I nie ma znaczenia, czy masz potrzebę opalania się topless czy nie. Na protestach o prawo do aborcji nie stałyśmy przecież dlatego, że każda_y z nas planuje aborcję! Stałyśmy, bo moje ciało, to moja sprawa.

Gwiazdy dołączają do akcji "Top Freedom"

Do projektu chętnie dołączają znane osoby: Ewa Skibińska, Katarzyna Błażejewska-Stuhr, Paulina Holtz. Aktorka zwraca uwagę na problem, który często ją dotyka. "Mnie osobiście do szału doprowadza konieczność blurowania lub zaklejania kobiecych (! Męskie są OK….) brodawek (tak, biust jest OK. Kobiece Brodawki sutkowe to złoooo. Miałam już z powodu nagich zdjęć kłopoty. Nagich, artystycznych zdjęć. Nie porno, nic wulgarnego. Ciało, po prostu."

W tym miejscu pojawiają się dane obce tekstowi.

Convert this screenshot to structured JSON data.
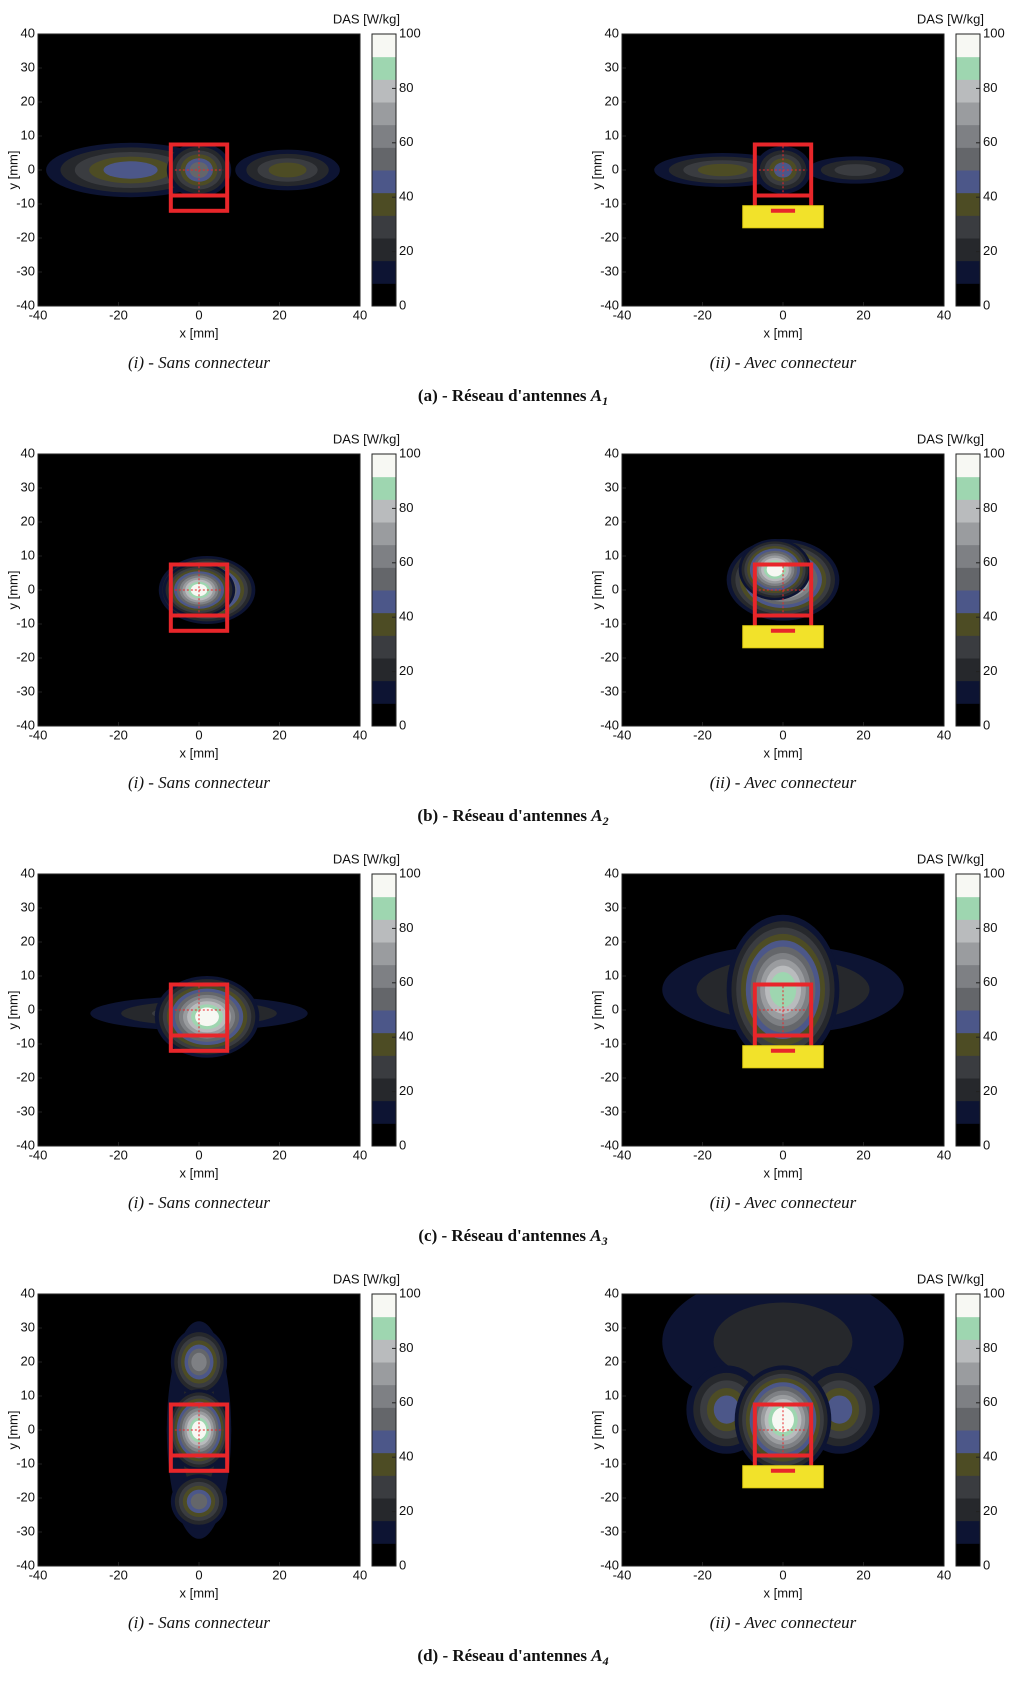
{
  "chart_data": [
    {
      "type": "contour",
      "xlabel": "x [mm]",
      "ylabel": "y [mm]",
      "colorbar_label": "DAS [W/kg]",
      "caption": "(i) - Sans connecteur",
      "xlim": [
        -40,
        40
      ],
      "ylim": [
        -40,
        40
      ],
      "xticks": [
        -40,
        -20,
        0,
        20,
        40
      ],
      "yticks": [
        -40,
        -30,
        -20,
        -10,
        0,
        10,
        20,
        30,
        40
      ],
      "clim": [
        0,
        100
      ],
      "cticks": [
        0,
        20,
        40,
        60,
        80,
        100
      ]
    },
    {
      "type": "contour",
      "xlabel": "x [mm]",
      "ylabel": "y [mm]",
      "colorbar_label": "DAS [W/kg]",
      "caption": "(ii) - Avec connecteur",
      "xlim": [
        -40,
        40
      ],
      "ylim": [
        -40,
        40
      ],
      "xticks": [
        -40,
        -20,
        0,
        20,
        40
      ],
      "yticks": [
        -40,
        -30,
        -20,
        -10,
        0,
        10,
        20,
        30,
        40
      ],
      "clim": [
        0,
        100
      ],
      "cticks": [
        0,
        20,
        40,
        60,
        80,
        100
      ]
    },
    {
      "type": "contour",
      "xlabel": "x [mm]",
      "ylabel": "y [mm]",
      "colorbar_label": "DAS [W/kg]",
      "caption": "(i) - Sans connecteur",
      "xlim": [
        -40,
        40
      ],
      "ylim": [
        -40,
        40
      ],
      "xticks": [
        -40,
        -20,
        0,
        20,
        40
      ],
      "yticks": [
        -40,
        -30,
        -20,
        -10,
        0,
        10,
        20,
        30,
        40
      ],
      "clim": [
        0,
        100
      ],
      "cticks": [
        0,
        20,
        40,
        60,
        80,
        100
      ]
    },
    {
      "type": "contour",
      "xlabel": "x [mm]",
      "ylabel": "y [mm]",
      "colorbar_label": "DAS [W/kg]",
      "caption": "(ii) - Avec connecteur",
      "xlim": [
        -40,
        40
      ],
      "ylim": [
        -40,
        40
      ],
      "xticks": [
        -40,
        -20,
        0,
        20,
        40
      ],
      "yticks": [
        -40,
        -30,
        -20,
        -10,
        0,
        10,
        20,
        30,
        40
      ],
      "clim": [
        0,
        100
      ],
      "cticks": [
        0,
        20,
        40,
        60,
        80,
        100
      ]
    },
    {
      "type": "contour",
      "xlabel": "x [mm]",
      "ylabel": "y [mm]",
      "colorbar_label": "DAS [W/kg]",
      "caption": "(i) - Sans connecteur",
      "xlim": [
        -40,
        40
      ],
      "ylim": [
        -40,
        40
      ],
      "xticks": [
        -40,
        -20,
        0,
        20,
        40
      ],
      "yticks": [
        -40,
        -30,
        -20,
        -10,
        0,
        10,
        20,
        30,
        40
      ],
      "clim": [
        0,
        100
      ],
      "cticks": [
        0,
        20,
        40,
        60,
        80,
        100
      ]
    },
    {
      "type": "contour",
      "xlabel": "x [mm]",
      "ylabel": "y [mm]",
      "colorbar_label": "DAS [W/kg]",
      "caption": "(ii) - Avec connecteur",
      "xlim": [
        -40,
        40
      ],
      "ylim": [
        -40,
        40
      ],
      "xticks": [
        -40,
        -20,
        0,
        20,
        40
      ],
      "yticks": [
        -40,
        -30,
        -20,
        -10,
        0,
        10,
        20,
        30,
        40
      ],
      "clim": [
        0,
        100
      ],
      "cticks": [
        0,
        20,
        40,
        60,
        80,
        100
      ]
    },
    {
      "type": "contour",
      "xlabel": "x [mm]",
      "ylabel": "y [mm]",
      "colorbar_label": "DAS [W/kg]",
      "caption": "(i) - Sans connecteur",
      "xlim": [
        -40,
        40
      ],
      "ylim": [
        -40,
        40
      ],
      "xticks": [
        -40,
        -20,
        0,
        20,
        40
      ],
      "yticks": [
        -40,
        -30,
        -20,
        -10,
        0,
        10,
        20,
        30,
        40
      ],
      "clim": [
        0,
        100
      ],
      "cticks": [
        0,
        20,
        40,
        60,
        80,
        100
      ]
    },
    {
      "type": "contour",
      "xlabel": "x [mm]",
      "ylabel": "y [mm]",
      "colorbar_label": "DAS [W/kg]",
      "caption": "(ii) - Avec connecteur",
      "xlim": [
        -40,
        40
      ],
      "ylim": [
        -40,
        40
      ],
      "xticks": [
        -40,
        -20,
        0,
        20,
        40
      ],
      "yticks": [
        -40,
        -30,
        -20,
        -10,
        0,
        10,
        20,
        30,
        40
      ],
      "clim": [
        0,
        100
      ],
      "cticks": [
        0,
        20,
        40,
        60,
        80,
        100
      ]
    }
  ],
  "colormap": [
    "#000000",
    "#0d1433",
    "#26282c",
    "#3a3c40",
    "#4d4c24",
    "#4c5789",
    "#64666a",
    "#7e8084",
    "#9a9c9f",
    "#b9bbbd",
    "#9ed6b0",
    "#f7f8f3"
  ],
  "figure_captions": [
    {
      "prefix": "(a) - Réseau d'antennes ",
      "symbol": "A",
      "subscript": "1"
    },
    {
      "prefix": "(b) - Réseau d'antennes ",
      "symbol": "A",
      "subscript": "2"
    },
    {
      "prefix": "(c) - Réseau d'antennes ",
      "symbol": "A",
      "subscript": "3"
    },
    {
      "prefix": "(d) - Réseau d'antennes ",
      "symbol": "A",
      "subscript": "4"
    }
  ]
}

- Niektóre IG największych muzeów na świecie zostały zbanowane za wrzucanie obrazów i rzeźb klasycznych, na których widać było kobiece brodawki. Paranoja!!! To oczywiście wierzchołek góry lodowej, ale jaskrawo pokazuje, że nierówność płci uważana jest za "naturalną" - dodaje Holtz.

Z kolei aktorka Ewa Skibińska pisze: - Czy rzeczywiście zdjęcie koszulki jest wciąż w Polsce »nieobyczajnym wybrykiem«? Analizy tego zagadnienia podjęła się prawniczka Aleksandra Polińska w pracy doktorskiej ‘Nagość. Studium prawne ze szczególną perspektywą polskiego prawa karnego’. TAK TO JEST MANDAT, ale tylko dla kobiety."

Akcję popiera także aktor Andrzej Chyra. Zamieszczając zdjęcie pokazujące nagi tors napisał: "Uwolnijmy piersi i torsy z niewoli fałszywej przyzwoitości."